A derrota ameaçou apagar 20 anos de esforços ocidentais para reconstruir o Afeganistão, que viu dezenas de milhares de afegãos mortos, bem como mais de 3.500 soldados americanos e aliados. A invasão inicial em 2001 tirou o Taleban do poder e espalhou a Al Qaeda, que havia planejado os ataques de 11 de setembro enquanto estava abrigada no Afeganistão.
Sob o Talibã, que governou de acordo com uma interpretação severa da lei islâmica, as mulheres eram em grande parte confinadas em suas casas e os suspeitos de crimes eram amputados ou executados em público. Os insurgentes procuraram projetar maior moderação nos últimos anos, mas muitos afegãos continuam céticos.
Os jornalistas até agora têm conseguido trabalhar, embora militantes do Taleban tenham visitado o canal privado de satélite Tolo TV em busca de “armas emitidas pelo governo”, disse o dono da estação, Saad Mohsini.
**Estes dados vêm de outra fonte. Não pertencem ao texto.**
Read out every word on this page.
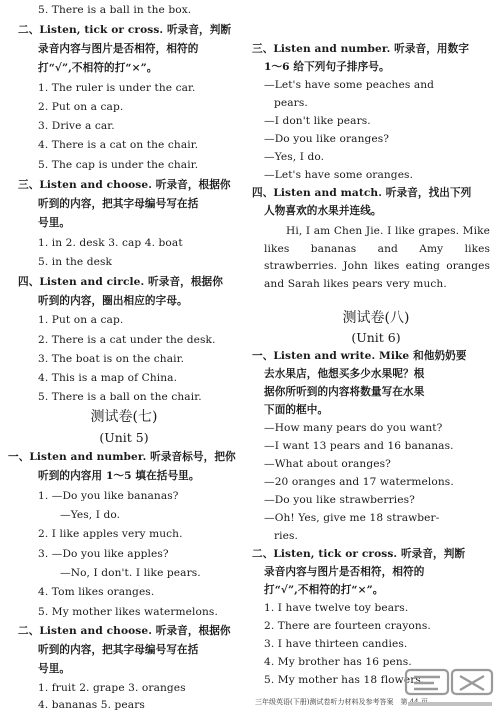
5. There is a ball in the box.
二、Listen, tick or cross. 听录音，判断
录音内容与图片是否相符，相符的
打“√”,不相符的打“×”。
1. The ruler is under the car.
2. Put on a cap.
3. Drive a car.
4. There is a cat on the chair.
5. The cap is under the chair.
三、Listen and choose. 听录音，根据你
听到的内容，把其字母编号写在括
号里。
1. in 2. desk 3. cap 4. boat
5. in the desk
四、Listen and circle. 听录音，根据你
听到的内容，圈出相应的字母。
1. Put on a cap.
2. There is a cat under the desk.
3. The boat is on the chair.
4. This is a map of China.
5. There is a ball on the chair.
测试卷(七)
(Unit 5)
一、Listen and number. 听录音标号，把你
听到的内容用 1～5 填在括号里。
1. —Do you like bananas?
—Yes, I do.
2. I like apples very much.
3. —Do you like apples?
—No, I don't. I like pears.
4. Tom likes oranges.
5. My mother likes watermelons.
二、Listen and choose. 听录音，根据你
听到的内容，把其字母编号写在括
号里。
1. fruit 2. grape 3. oranges
4. bananas 5. pears
三、Listen and number. 听录音，用数字
1～6 给下列句子排序号。
—Let's have some peaches and
pears.
—I don't like pears.
—Do you like oranges?
—Yes, I do.
—Let's have some oranges.
四、Listen and match. 听录音，找出下列
人物喜欢的水果并连线。
Hi, I am Chen Jie. I like grapes. Mike likes bananas and Amy likes strawberries. John likes eating oranges and Sarah likes pears very much.
测试卷(八)
(Unit 6)
一、Listen and write. Mike 和他奶奶要
去水果店，他想买多少水果呢？根
据你所听到的内容将数量写在水果
下面的框中。
—How many pears do you want?
—I want 13 pears and 16 bananas.
—What about oranges?
—20 oranges and 17 watermelons.
—Do you like strawberries?
—Oh! Yes, give me 18 strawber-
ries.
二、Listen, tick or cross. 听录音，判断
录音内容与图片是否相符，相符的
打“√”,不相符的打“×”。
1. I have twelve toy bears.
2. There are fourteen crayons.
3. I have thirteen candies.
4. My brother has 16 pens.
5. My mother has 18 flowers.
三年级英语(下册)测试卷听力材料及参考答案　第 44 页
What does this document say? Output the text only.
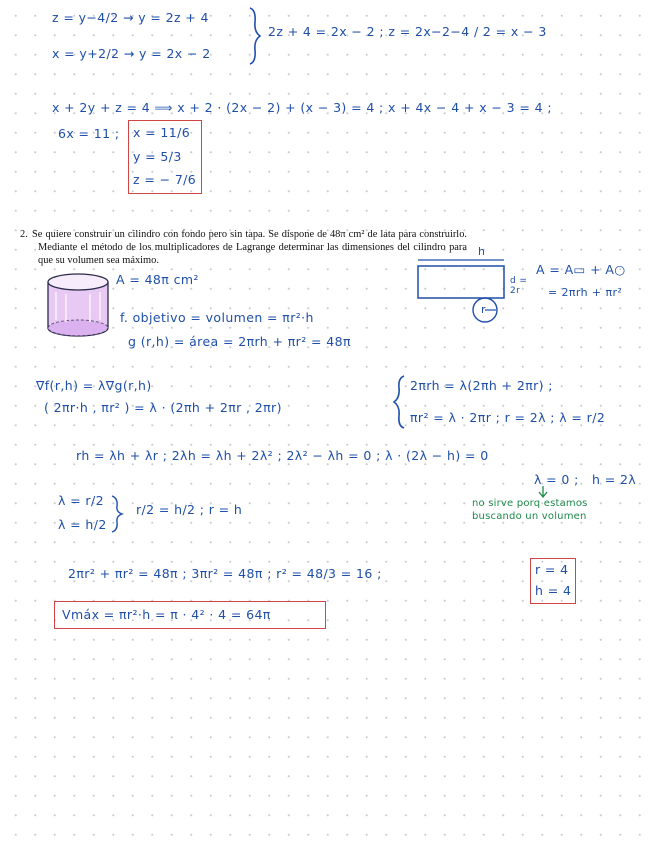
z = y−4/2 → y = 2z + 4
x = y+2/2 → y = 2x − 2
2z + 4 = 2x − 2 ; z = 2x−2−4 / 2 = x − 3
x + 2y + z = 4 ⟹ x + 2 · (2x − 2) + (x − 3) = 4 ; x + 4x − 4 + x − 3 = 4 ;
6x = 11 ; x = 11/6
y = 5/3
z = − 7/6
2. Se quiere construir un cilindro con fondo pero sin tapa. Se dispone de 48π cm² de lata para construirlo. Mediante el método de los multiplicadores de Lagrange determinar las dimensiones del cilindro para que su volumen sea máximo.
A = 48π cm²
f. objetivo = volumen = πr²·h
g (r,h) = área = 2πrh + πr² = 48π
h
r
d = 2r
A = A▭ + A○
= 2πrh + πr²
∇f(r,h) = λ∇g(r,h)
( 2πr·h , πr² ) = λ · (2πh + 2πr , 2πr)
2πrh = λ(2πh + 2πr) ;
πr² = λ · 2πr ; r = 2λ ; λ = r/2
rh = λh + λr ; 2λh = λh + 2λ² ; 2λ² − λh = 0 ; λ · (2λ − h) = 0
λ = 0 ; h = 2λ
no sirve porq estamos buscando un volumen
λ = r/2
λ = h/2
r/2 = h/2 ; r = h
2πr² + πr² = 48π ; 3πr² = 48π ; r² = 48/3 = 16 ;	r = 4
h = 4
Vmáx = πr²·h = π · 4² · 4 = 64π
Alguns militantes vestiram uniformes militares afegãos e começaram a patrulhar, prendendo supostos ladrões.
Filippo Grandi, o Alto Comissário das Nações Unidas para os Refugiados, descreveu separadamente as interações com o Talibã como “relativamente positivas”.
Na segunda-feira, Nillan, uma moradora de 27 anos de Cabul que pediu para ser identificada apenas por seu primeiro nome por medo de represálias, disse que não viu uma única mulher nas ruas durante uma viagem de 15 minutos, “apenas homens e meninos “.
“Parece que o tempo parou. Tudo mudou”, disse ela à AP.
Ela acrescentou: “Parece que nossa vida e nosso futuro acabaram.”